Crawl aerial images (published by Bezirksregierung NRW) of a selected areas in North Rhine-Westphalia and save tiles of those images on the fly with reduced resolution.
Use the wms service by selecting a bounding box of an area to request (recommended). This area will be divided into 100 x 100 meter tiles and saved into a (by parameter) defined directory. The file naming has following pattern:
<xmin>_<ymin>_<xmax>_<ymax>.png
Example for an area within the inner city of Cologne, Germany:
get_wms_images.py --xmin 353900 --ymin 5642000 --xmax 357400 --ymax 5647000 --name 2020_1 --resolution 400 --layer 2020
You can choose between current and historical images, where 2020 requests the current images and all other values request the layers of the wms service for historical images.
Use the parameters as followed:
- xmin, ymin, xmax, ymax: the x,y values of the bounding box of
- name: the name of the directory where the tile images are stored
- resolution: the resolution of the tiles
- layer: choose year for historical images
Regarding the layer parameter:
- 2020 requests current images
- The availability of images per year are defined as a so called layer. Please check http://www.wms.nrw.de/geobasis/wms_nw_hist_dop?VERSION=1.3.0&SERVICE=WMS&REQUEST=GetCapabilities for availability of a given year.
See:
- Overview service: https://www.bezreg-koeln.nrw.de/brk_internet/geobasis/webdienste/geodatendienste/ (under: Luftbildinformationen)
- Usage wms: https://www.bezreg-koeln.nrw.de/brk_internet/geobasis/webdienste/anleitung_capabilities.pdf
Please also check the comments in get_wms_images.py
If an image for a specific request is not available (beside a real request error), the service will return a white (blank) image.
Install python environment
$ pipenv install
and change into shell
$ pipenv shell
You can exit the shell with
$ exit
Then change into /src and request a) the webservice
$ cd src
$ python get_images.py
or b) the wms Service recommended
$ cd src
$ python get_wms_images.py --xmin 353900 --ymin 5642000 --xmax 357400 --ymax 5647000 --name 2020_1 --layer 2020
The original images have a tremendously high resolution (10cm per pixel resp. 10000x10000 pixel), which is far too high for many computer vision applications (i.e. object detection with machine learning techniques).
Hence this little crawler to automatically create instantly useable imagesets.
The default call requests "Köln" with a resolution of 400 (pixel width/height). You can specify these parameter:
$ python get_images.py --municipal Köln --resolution 400
The --municipal parameter checks for substrings in the column "Bildflugnummer" in the image_lookup_table.csv.

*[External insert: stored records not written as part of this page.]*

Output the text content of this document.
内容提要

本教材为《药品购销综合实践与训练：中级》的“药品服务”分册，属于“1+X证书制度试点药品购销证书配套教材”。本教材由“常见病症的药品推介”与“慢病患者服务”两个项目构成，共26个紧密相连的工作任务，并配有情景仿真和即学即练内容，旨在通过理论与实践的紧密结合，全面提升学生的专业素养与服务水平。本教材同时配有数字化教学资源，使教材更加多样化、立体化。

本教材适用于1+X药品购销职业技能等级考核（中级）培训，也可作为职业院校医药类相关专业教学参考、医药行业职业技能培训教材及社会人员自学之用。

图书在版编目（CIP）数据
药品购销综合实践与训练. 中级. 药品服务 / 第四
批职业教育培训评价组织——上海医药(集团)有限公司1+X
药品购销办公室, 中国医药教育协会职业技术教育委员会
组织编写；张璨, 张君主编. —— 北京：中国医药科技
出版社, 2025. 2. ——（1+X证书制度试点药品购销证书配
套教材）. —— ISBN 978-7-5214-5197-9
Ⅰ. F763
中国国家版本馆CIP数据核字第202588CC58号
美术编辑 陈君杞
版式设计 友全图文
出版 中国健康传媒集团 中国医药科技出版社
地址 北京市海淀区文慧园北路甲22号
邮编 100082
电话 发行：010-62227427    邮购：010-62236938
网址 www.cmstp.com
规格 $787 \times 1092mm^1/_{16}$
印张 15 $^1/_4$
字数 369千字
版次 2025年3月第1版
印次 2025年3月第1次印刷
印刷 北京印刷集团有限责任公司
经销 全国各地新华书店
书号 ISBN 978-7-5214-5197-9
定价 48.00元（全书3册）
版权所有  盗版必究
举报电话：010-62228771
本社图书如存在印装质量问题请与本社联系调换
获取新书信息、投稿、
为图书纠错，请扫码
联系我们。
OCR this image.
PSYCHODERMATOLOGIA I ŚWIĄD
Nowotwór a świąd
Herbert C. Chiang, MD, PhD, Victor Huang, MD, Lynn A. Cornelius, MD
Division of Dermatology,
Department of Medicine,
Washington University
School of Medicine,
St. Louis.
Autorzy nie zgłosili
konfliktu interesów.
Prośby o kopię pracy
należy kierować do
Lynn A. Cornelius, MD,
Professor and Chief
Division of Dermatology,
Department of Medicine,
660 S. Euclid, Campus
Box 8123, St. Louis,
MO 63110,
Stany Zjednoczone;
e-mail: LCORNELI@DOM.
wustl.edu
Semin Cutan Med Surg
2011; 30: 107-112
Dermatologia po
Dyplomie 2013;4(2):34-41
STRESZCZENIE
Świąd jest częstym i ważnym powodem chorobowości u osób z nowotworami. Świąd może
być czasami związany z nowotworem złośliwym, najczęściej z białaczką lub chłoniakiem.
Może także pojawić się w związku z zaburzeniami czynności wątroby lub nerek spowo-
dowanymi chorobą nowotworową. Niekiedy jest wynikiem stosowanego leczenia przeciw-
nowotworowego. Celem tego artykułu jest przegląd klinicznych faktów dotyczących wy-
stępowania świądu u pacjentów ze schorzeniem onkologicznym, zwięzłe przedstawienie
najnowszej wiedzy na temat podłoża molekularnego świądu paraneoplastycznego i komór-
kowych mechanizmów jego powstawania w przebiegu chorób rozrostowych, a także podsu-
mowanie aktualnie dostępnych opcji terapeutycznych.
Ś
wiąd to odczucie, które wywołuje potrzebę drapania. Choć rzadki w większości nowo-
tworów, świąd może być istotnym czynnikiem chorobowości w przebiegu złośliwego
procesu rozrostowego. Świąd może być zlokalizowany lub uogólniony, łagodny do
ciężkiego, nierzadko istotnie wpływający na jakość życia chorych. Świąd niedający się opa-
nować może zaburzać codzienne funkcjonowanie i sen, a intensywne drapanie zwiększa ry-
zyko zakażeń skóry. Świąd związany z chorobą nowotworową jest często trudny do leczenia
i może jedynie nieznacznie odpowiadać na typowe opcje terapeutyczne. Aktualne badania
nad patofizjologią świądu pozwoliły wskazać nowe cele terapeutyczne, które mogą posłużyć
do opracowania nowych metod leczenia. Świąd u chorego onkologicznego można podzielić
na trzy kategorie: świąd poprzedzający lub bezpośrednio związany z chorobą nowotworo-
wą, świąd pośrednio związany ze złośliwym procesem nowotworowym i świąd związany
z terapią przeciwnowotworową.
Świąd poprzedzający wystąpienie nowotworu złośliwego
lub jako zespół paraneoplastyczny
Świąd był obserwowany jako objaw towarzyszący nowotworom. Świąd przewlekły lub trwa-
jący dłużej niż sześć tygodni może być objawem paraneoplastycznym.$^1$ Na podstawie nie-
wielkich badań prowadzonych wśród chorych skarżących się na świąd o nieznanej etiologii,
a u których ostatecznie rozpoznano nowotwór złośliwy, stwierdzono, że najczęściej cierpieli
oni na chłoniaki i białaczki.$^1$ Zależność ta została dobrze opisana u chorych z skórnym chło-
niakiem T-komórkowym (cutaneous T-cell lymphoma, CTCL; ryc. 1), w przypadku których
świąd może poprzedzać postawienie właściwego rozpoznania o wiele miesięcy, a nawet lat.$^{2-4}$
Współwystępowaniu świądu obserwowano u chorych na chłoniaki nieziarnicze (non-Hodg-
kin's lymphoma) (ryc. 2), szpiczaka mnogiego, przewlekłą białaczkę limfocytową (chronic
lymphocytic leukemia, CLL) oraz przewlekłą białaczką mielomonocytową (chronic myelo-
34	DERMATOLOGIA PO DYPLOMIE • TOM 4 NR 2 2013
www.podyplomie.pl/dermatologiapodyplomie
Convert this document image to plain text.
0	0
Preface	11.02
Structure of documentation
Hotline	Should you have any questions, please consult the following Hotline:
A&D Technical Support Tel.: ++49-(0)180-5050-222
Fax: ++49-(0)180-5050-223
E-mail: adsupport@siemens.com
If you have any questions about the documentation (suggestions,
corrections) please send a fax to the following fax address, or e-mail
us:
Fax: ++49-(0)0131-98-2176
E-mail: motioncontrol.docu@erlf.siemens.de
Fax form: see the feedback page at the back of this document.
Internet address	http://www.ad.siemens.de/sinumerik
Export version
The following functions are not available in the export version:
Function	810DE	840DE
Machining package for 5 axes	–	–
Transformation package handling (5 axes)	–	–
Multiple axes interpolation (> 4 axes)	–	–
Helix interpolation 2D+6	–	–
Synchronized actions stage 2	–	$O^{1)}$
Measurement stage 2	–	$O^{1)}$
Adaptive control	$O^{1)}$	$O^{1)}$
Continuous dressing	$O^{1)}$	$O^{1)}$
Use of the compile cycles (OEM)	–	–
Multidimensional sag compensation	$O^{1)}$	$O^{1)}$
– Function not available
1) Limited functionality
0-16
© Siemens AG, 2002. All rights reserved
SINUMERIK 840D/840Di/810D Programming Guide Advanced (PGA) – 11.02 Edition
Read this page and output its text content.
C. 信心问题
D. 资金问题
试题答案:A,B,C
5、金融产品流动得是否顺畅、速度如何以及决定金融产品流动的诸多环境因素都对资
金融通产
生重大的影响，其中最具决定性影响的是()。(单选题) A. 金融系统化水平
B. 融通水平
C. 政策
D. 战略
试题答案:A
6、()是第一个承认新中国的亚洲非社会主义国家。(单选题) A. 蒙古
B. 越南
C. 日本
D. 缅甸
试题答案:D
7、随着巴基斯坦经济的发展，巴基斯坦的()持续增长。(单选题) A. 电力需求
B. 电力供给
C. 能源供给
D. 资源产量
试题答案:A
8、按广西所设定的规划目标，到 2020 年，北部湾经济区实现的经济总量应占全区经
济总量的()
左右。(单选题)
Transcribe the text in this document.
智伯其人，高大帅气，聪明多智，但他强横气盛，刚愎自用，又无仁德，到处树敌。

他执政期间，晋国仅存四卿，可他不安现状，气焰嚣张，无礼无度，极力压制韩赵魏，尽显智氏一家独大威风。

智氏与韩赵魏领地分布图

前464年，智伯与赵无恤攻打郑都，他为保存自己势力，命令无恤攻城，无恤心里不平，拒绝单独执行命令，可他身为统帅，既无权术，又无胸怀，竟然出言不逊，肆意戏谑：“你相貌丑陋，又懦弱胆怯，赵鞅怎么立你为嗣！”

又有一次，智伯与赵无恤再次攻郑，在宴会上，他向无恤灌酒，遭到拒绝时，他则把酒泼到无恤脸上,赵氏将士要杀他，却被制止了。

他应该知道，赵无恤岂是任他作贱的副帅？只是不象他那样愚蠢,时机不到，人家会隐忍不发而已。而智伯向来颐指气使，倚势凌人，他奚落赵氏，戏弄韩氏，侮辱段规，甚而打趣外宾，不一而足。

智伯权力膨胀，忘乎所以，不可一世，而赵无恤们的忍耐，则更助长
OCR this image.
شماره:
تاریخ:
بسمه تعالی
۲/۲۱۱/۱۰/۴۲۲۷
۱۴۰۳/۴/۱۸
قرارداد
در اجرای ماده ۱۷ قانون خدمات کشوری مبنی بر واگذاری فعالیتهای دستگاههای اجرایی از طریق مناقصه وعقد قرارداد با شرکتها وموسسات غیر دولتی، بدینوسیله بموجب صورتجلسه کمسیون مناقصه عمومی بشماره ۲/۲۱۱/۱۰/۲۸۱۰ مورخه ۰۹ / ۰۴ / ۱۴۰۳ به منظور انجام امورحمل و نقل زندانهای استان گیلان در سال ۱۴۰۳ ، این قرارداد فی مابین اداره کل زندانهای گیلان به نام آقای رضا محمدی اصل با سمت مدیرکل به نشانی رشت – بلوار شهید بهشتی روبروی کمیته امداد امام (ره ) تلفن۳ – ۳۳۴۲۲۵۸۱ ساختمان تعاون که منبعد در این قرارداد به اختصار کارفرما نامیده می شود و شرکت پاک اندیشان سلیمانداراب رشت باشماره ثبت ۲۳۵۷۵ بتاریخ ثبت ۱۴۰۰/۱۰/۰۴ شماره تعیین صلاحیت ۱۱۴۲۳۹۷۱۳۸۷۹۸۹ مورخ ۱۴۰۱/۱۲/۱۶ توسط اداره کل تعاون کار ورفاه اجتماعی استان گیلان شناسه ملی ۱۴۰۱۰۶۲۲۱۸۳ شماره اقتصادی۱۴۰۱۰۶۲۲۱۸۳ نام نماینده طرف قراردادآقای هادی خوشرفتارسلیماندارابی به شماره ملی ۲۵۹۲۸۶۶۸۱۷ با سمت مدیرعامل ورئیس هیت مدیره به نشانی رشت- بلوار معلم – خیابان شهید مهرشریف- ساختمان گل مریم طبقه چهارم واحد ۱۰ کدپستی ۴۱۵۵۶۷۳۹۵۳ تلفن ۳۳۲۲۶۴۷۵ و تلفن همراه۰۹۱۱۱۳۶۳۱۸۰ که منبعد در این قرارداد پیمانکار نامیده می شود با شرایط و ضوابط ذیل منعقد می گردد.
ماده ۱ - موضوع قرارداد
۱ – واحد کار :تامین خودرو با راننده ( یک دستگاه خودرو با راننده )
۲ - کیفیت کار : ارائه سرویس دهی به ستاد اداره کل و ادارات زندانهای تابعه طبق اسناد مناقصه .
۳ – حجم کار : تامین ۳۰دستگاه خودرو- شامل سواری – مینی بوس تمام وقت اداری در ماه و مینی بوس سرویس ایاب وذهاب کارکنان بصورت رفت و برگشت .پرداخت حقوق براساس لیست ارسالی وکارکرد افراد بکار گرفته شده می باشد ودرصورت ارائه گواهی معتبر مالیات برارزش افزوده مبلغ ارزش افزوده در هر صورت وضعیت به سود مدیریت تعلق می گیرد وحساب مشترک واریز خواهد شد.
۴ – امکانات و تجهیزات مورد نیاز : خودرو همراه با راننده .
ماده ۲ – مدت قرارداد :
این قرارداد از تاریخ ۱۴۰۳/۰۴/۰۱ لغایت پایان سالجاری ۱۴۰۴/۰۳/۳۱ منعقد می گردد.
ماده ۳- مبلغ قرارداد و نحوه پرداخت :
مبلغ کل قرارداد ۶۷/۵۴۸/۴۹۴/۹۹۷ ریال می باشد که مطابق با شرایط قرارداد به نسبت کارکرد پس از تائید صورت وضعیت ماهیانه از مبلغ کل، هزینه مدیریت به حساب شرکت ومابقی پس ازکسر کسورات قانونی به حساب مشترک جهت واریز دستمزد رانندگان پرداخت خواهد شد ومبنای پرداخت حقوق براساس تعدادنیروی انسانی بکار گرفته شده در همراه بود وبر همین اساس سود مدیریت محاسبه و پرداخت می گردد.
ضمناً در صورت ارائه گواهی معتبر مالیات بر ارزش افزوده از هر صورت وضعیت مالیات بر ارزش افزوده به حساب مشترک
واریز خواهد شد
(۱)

Each 10000 x 10000 pixel image will coverted into RGB and cut into 100 tiles. Each tile will then be reduced to the passed resolution.
The tiles are saved in /exports under a directory named as the passed municipal. The naming convention is
x1_y1_x2_y2.png (i.e. 353000_5641000_353500_5641500.png)
Note
The covered area which falls under one "Bildflugnummer" is way bigger than you might be interested in. Right now (for my own purpose), I manually implemented a bounding box if municipal equals "Köln" to restrict incoming images.
Please have a look at _image_crawler.py to change / addapt these values (see: global variable BOUNDING_BOX_COLOGNE_CITY and function crawl_municipal_images)
For the official product description of the image sets, please refer to the page Digitale Orthophotos by Bezirksregierung NRW.
Usage and licensing of these images are defined on that page as followed:
Die digitalen Geobasisdaten werden nach Open Data-Prinzipien kostenfrei über automatisierte Abrufverfahren bereitgestellt. Es gelten die durch den IT-Planungsrat im Datenportal für Deutschland (GovData) veröffentlichten einheitlichen Lizenzbedingungen „Datenlizenz Deutschland – Zero“ (dl-de/zero-2-0). Jede Nutzung ist ohne Einschränkungen oder Bedingungen zulässig. Der Lizenztext ist unter www.govdata.de/dl-de/zero-2-0 abrufbar.
There are different bundles available:
- packaged by city / municipality: Digitale Orthophotos (10-fache Kompression) - Paketierung: Gemeinden
- single images, identifiable by file name (via lookup table): Digitale Orthophotos (10-fache Kompression) - Paketierung: Einzelkacheln
The lookup table (resp. data description per image file) can be found here (zipped .csv):
Metadaten zum Datensatz
The reduced version of the lookup table and a short documentation can be found here image_lookup_table.csv.